Shanghai d’aujourd’hui, Shanghai de demain au musée de l’urbanisme

Trônant sur People’s square, vous n’avez pas pu rater l’imposante et immaculée voilure du bâtiment du Musée de l’urbanisme de Shanghai. De son vrai nom « centre d’exposition de la planification urbaine de Shanghai », mais je l’ai rebaptisé faute de pouvoir m’en souvenir correctement. Peut-être l’avez vous pris pour la mairie et n’avez vous pas poussé la curiosité jusqu’à y entrer ? Nul ne pourrait vraiment vous en vouloir car en vérité ce bâtiment aurait fait une très belle mairie, mais sa visite s’avère bien plus intéressante que celle d’un service d’état civil, fut-il chinois.

Elle commence en douceur au premier étage consacré à l’histoire de la ville et parcourt les temps immémoriaux où seuls quelques pêcheurs y taquinaient le poisson en passant par l’érection des toutes premières constructions, la création du Bund et des concessions internationales, la maquette animée de Yu Garden, les plans d’urbanismes des différents quartiers de Shanghai et un certain nombre de photos historiques.

Après cette petite introduction, direction le niveau 4 et la pièce maîtresse du musée : l’incroyable-immense-ahurissante-précise-et-éclairée maquette de Shanghai.

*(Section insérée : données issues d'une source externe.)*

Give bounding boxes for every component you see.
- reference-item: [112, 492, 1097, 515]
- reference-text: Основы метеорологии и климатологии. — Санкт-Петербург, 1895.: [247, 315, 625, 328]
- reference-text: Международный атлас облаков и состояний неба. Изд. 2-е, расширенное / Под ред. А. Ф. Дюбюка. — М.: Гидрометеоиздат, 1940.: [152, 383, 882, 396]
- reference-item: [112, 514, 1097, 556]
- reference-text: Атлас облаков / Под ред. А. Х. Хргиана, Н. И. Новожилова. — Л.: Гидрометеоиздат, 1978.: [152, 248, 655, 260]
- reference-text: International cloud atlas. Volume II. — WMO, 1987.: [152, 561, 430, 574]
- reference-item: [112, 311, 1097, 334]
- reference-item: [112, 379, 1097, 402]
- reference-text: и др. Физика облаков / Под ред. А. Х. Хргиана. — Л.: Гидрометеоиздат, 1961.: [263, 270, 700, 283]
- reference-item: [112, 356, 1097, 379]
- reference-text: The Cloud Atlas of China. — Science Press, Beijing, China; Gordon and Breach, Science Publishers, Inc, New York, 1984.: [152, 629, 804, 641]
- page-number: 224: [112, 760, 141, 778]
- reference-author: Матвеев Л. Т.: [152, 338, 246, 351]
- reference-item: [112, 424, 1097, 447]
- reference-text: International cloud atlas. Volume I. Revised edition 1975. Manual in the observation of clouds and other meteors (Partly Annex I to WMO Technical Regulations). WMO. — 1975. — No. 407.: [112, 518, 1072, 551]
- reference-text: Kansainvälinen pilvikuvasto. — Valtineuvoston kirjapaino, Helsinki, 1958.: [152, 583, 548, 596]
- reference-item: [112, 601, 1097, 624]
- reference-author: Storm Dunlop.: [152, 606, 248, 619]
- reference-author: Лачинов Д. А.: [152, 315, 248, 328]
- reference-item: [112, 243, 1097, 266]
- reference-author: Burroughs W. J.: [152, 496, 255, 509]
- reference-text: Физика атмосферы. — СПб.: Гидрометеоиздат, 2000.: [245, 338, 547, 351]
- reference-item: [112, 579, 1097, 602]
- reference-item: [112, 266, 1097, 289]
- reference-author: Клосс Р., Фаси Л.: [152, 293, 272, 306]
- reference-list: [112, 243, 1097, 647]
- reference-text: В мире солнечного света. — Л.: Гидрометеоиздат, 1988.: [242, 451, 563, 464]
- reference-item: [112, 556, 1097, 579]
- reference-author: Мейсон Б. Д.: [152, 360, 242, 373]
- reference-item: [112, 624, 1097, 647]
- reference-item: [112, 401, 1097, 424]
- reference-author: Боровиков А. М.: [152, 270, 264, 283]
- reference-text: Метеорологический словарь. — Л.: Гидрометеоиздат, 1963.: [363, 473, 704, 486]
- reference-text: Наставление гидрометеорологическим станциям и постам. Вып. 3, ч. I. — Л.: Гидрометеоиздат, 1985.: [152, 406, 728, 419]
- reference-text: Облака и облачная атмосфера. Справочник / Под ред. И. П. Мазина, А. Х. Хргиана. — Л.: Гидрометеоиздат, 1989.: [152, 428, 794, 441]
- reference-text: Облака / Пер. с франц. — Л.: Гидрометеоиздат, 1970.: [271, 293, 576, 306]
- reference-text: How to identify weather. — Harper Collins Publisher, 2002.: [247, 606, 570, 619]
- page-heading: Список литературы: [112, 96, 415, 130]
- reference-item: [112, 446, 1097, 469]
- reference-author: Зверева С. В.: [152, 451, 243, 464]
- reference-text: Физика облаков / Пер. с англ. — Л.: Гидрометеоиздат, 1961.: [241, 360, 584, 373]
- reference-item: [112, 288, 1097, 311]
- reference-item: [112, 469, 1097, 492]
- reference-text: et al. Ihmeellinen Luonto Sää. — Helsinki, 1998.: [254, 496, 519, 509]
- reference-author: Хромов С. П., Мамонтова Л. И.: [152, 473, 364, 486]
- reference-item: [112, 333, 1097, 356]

Imprévoyante, je n’avais pas emmené avec moi mon mètre ruban pour vous fournir des données exactes mais je me hasarde à évaluer à l’aune de mon nez qu’elle mesure environ huit mètres sur quinze ou vingt. Elle présente une vue minutieuse de la partie centrale de Shanghai et chaque bâtiment, chaque avenue, chaque espace vert est représenté fidèlement jusqu’au moindre détail. Au point qu’il nous a été facile et ludique de reconnaître nos lieux connus, comme notre résidence, nos lieux de travail ou de visites du dimanche. Les enfants étaient enchantés et couraient autour, même si Beauté Brune était un peu déçu de ne pas y voir son école. Et comme avec nos loulous l’aventure est toujours au coin du chemin, Beauté Blonde a fait une tentative d’excursion sur la maquette à la faveur d’un espace un peu trop grand entre deux barrières … Rattrapage in extremis, pestage contre les concepteurs négligents de barrière et soufflage de soulagement. La vie avec nos remuantes Beautés ne tolère décidément aucun moment de relâchement.

A ce stade nous avions donc vu la Shanghai du passé, la Shanghai actuelle, il nous restait à découvrir la Shanghai du futur. Car oui, ce musée présente également une vision de Shanghai pour les années à venir et ce n’est pas là le moins intéressant. Ni le moins surprenant lorsqu’on constate que dans le projet urbanistique de Shanghai (en tout cas dans sa présentation) continuer à être une ville moderne et technologique fait jeu égal avec devenir une ville écologique et verte. Oui, vous avez bien lu : écologique et verte. Shanghai. En Chine. Les esprits dubitatifs se demanderont comment cela serait possible au regard de la pollution atmosphérique actuelle et du développement frénétique de la ville et des industries périphériques. Les optimistes se diraient après tout pourquoi pas, autant se fixer des objectifs, quitte à les rater. Les observateurs reconnaîtront que Shanghai est aujourd’hui notoirement moins polluée que Pékin quoique plus grande et plus peuplée, et qu’elle interdit depuis quinze ans maintenant la circulation aux deux roues à essence (d’où cet intense mais silencieux flot de scooters électriques). Shanghai verte et écologique ? Et si on avait envie d’y croire ? Et si Shanghai devenait là aussi la figure de proue de la Chine ? Et si leur projet d’immeuble végétalisé en forme de papillon finissait par voir vraiment le jour ? En cette période de fêtes je me prends à rêver un peu d’une Shanghai plus écolo…

Pour finir notre visite, nous avons également visité l’exposition du moment – « Just a kiss » – présentant exclusivement des photos de baisers. Et là l’éblouissante réalité urbanistique nous a frappé : Paris est bien la ville la plus romantique du monde (en tout cas dans l’esprit des asiatiques en général et des chinois en particulier). La grande majorité des photos présentées étaient donc prises à Paris, quelques rares autres dans d’autres pays du monde histoire de souscrire au pluralisme. Même Johnny et Sylvie étaient au rendez-vous dans la partie réservée aux baisers de stars. Sylvie et Johnny in Shanghai, mon coeur défaille et mon cerveau entonne malgré moi Rock’n roll attitude, na nin nin nin nin nin

Il me reste à vous souhaiter à tous un joyeux jour de non-Noël puisque j’ai raté le jour J. Que vos qualités et votre bonheur puissent durer mille ans.